Police and the Prevention of Terrorism

Police and the Prevention of Terrorism

It is becoming clear that the police have an important role in preventing terrorism. They are in a good position to learn about and investigate local terrorist threats, and they can work to ensure that vulnerable targets in their jurisdictions are protected. Filling the first of these functions, investigation of terrorists, will require police to extend their normal community policing activities and improve their handling of information. Filling the second function, protecting vulnerable targets, will require greater adjustments. They will need to become more expert in crime prevention and security matters, and they will have to develop partnerships with businesses and a wide range of public and private agencies. However, these changes are consistent with current best practices in policing.

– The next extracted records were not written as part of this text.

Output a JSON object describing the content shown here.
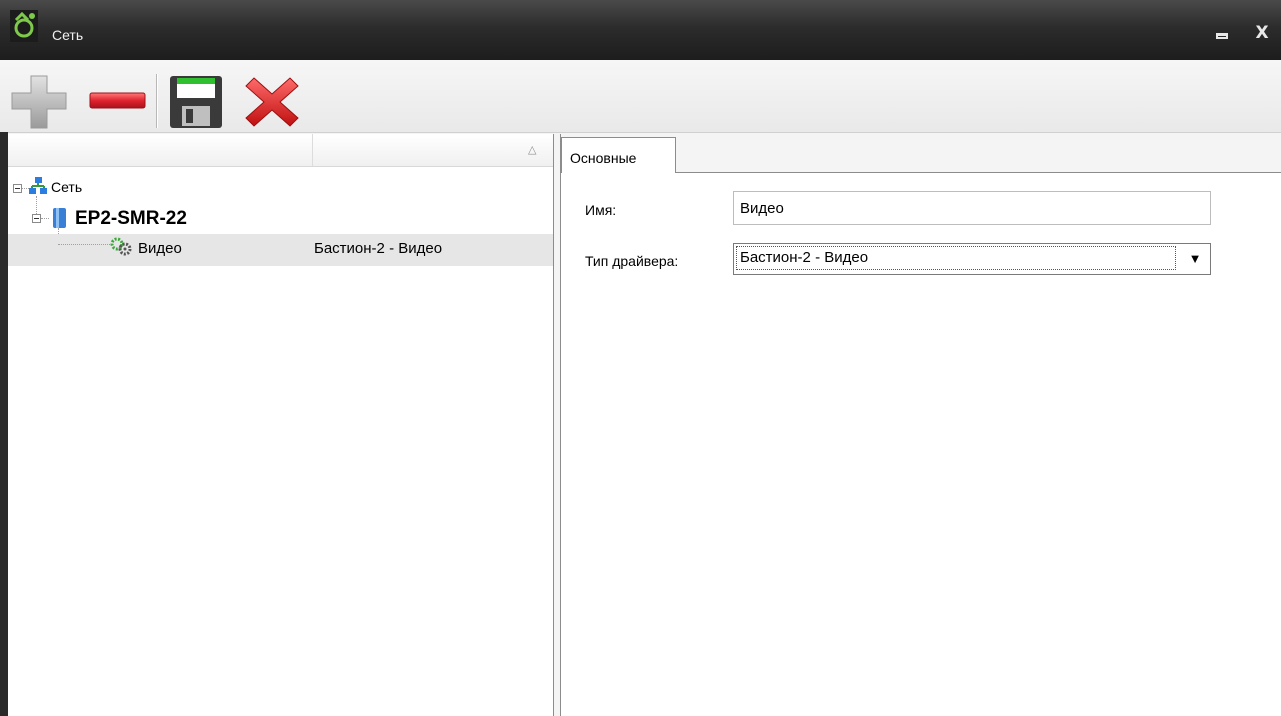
{
  "window": {
    "title": "Сеть",
    "minimize_glyph": "",
    "close_glyph": "X"
  },
  "toolbar": {
    "icons": [
      "add-icon",
      "remove-icon",
      "save-icon",
      "cancel-icon"
    ]
  },
  "tree": {
    "columns": [
      "",
      ""
    ],
    "nodes": [
      {
        "label": "Сеть",
        "icon": "network-icon",
        "value": ""
      },
      {
        "label": "EP2-SMR-22",
        "icon": "server-icon",
        "value": ""
      },
      {
        "label": "Видео",
        "icon": "gears-icon",
        "value": "Бастион-2 - Видео"
      }
    ]
  },
  "tabs": [
    {
      "label": "Основные"
    }
  ],
  "form": {
    "name_label": "Имя:",
    "name_value": "Видео",
    "driver_label": "Тип драйвера:",
    "driver_value": "Бастион-2 - Видео"
  },
  "colors": {
    "titlebar": "#2c2c2c",
    "panel_bg": "#ffffff",
    "selected_row": "#e6e6e6",
    "add_icon": "#b0b0b0",
    "remove_icon": "#e0232f",
    "cancel_icon": "#e02020",
    "save_icon_top": "#2fbf2f"
  }
}
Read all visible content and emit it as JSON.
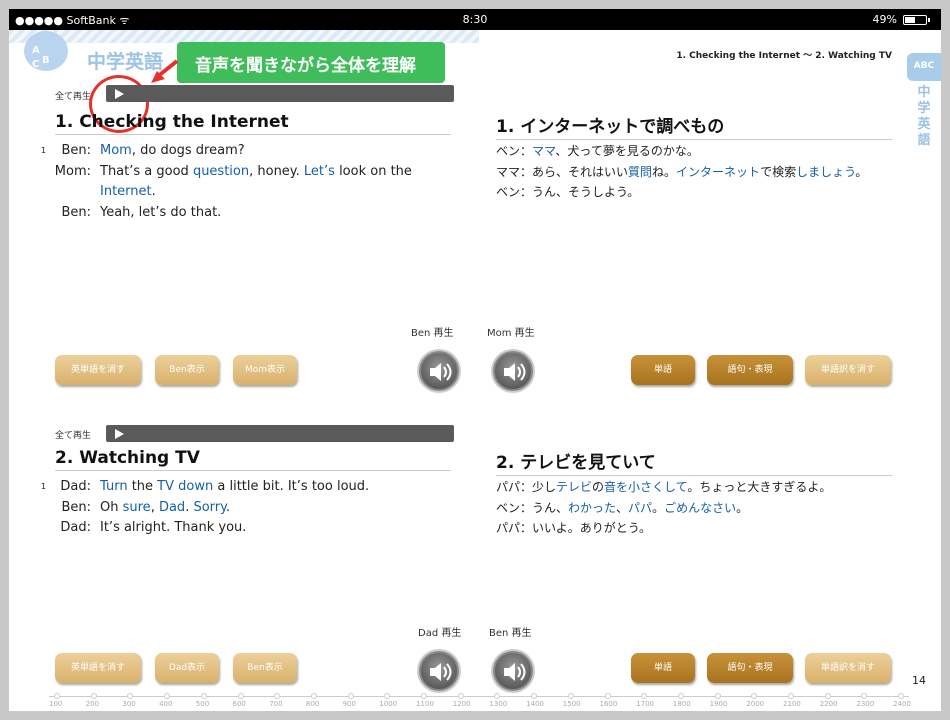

Local police are the best personnel who can prevent the terror attacks by deactivating the sleeper cells and terror groups if they go after the basic principles of policing including patrolling, information gathering, and surveillance of suspects of the area concerned. They are the appropriate persons in a good position to find out and investigate local terrorist threats, and they can work to neutralize the sleeper cells and ensure that vulnerable targets in their jurisdictions are protected. The former home affairs minister P Chidambaram once rightly observed that “There is no substitute for the policeman who walks the streets. He is the gatherer of intelligence, the enforcer of the law, the preventer of the offence, the investigator of the crime and the standard-bearer of the authority of the State, all rolled into one. If he is not there, it means that all these functions are not performed.”

Preparing Local Officers:
In most cases, local officers’ training supports the assumption that international terrorism isn’t something of significant concern to them; domestic threats are where their focus lies. It turns out, though, that police officers on the beat do have opportunities to assist efforts against international terrorism.

Focus on Training:
To shift this mindset so officers see a bigger picture of fighting terrorism requires one thing: enhanced training.Police departments should seek out continuous training about the current state of international terrorism and the indicators beat officers on U.S. streets might see. Nearby field offices of federal agencies can offer support, often at no cost to the local department. These agencies could provide:

  • Training sessions that would help officers understand the validity of the threat,
  • Information about what types of activities to look for while on patrol,
  • Points of contact if patrol officers encounter suspicious people or activities,
  • Assistance developing emergency response plans for when attacks do occur.

Expand “Eyes and Ears”
One of the most effective strategies is one already in use for other purposes, one commonly referred to by the phrase “eyes and ears.”Just as departments rely on neighborhood watch groups and civilian patrols to be extra sets of eyes and ears for their officers, it is crucial for these same officers to act as extra eyes and ears for the various federal agencies that investigate terrorism cases. This does not really require any new skills from officers; they are on the lookout for suspicious activity just as they normally would be, but with a heightened cognizance of the terrorist threat.This eyes and ears strategy can be highly effective, as officers typically have unimpeded access when patrolling high-potential targets such as airports, seaports, bus/subway terminals, churches, schools, shopping malls, landmarks, sports arenas, hospitals, and tourist attractions.

Showing Support
Because police officers have such an important role to play in fighting terrorism, it’s important that they receive encouragement and support from the communities they serve. Support can and should come from schools, businesses, families, and individuals, and it can come in multiple forms. For example, Idaho health and wellness company Melaleuca recently lit its building with blue lights at night. The extremely visible gesture was a decision made by the company’s CEO Frank VanderSloot to thank local law enforcement for keeping the community safe. Expressions of gratitude don’t always need to be grand, however, as any officer would appreciate a simple “thank you” and a handshake from an appreciative citizen.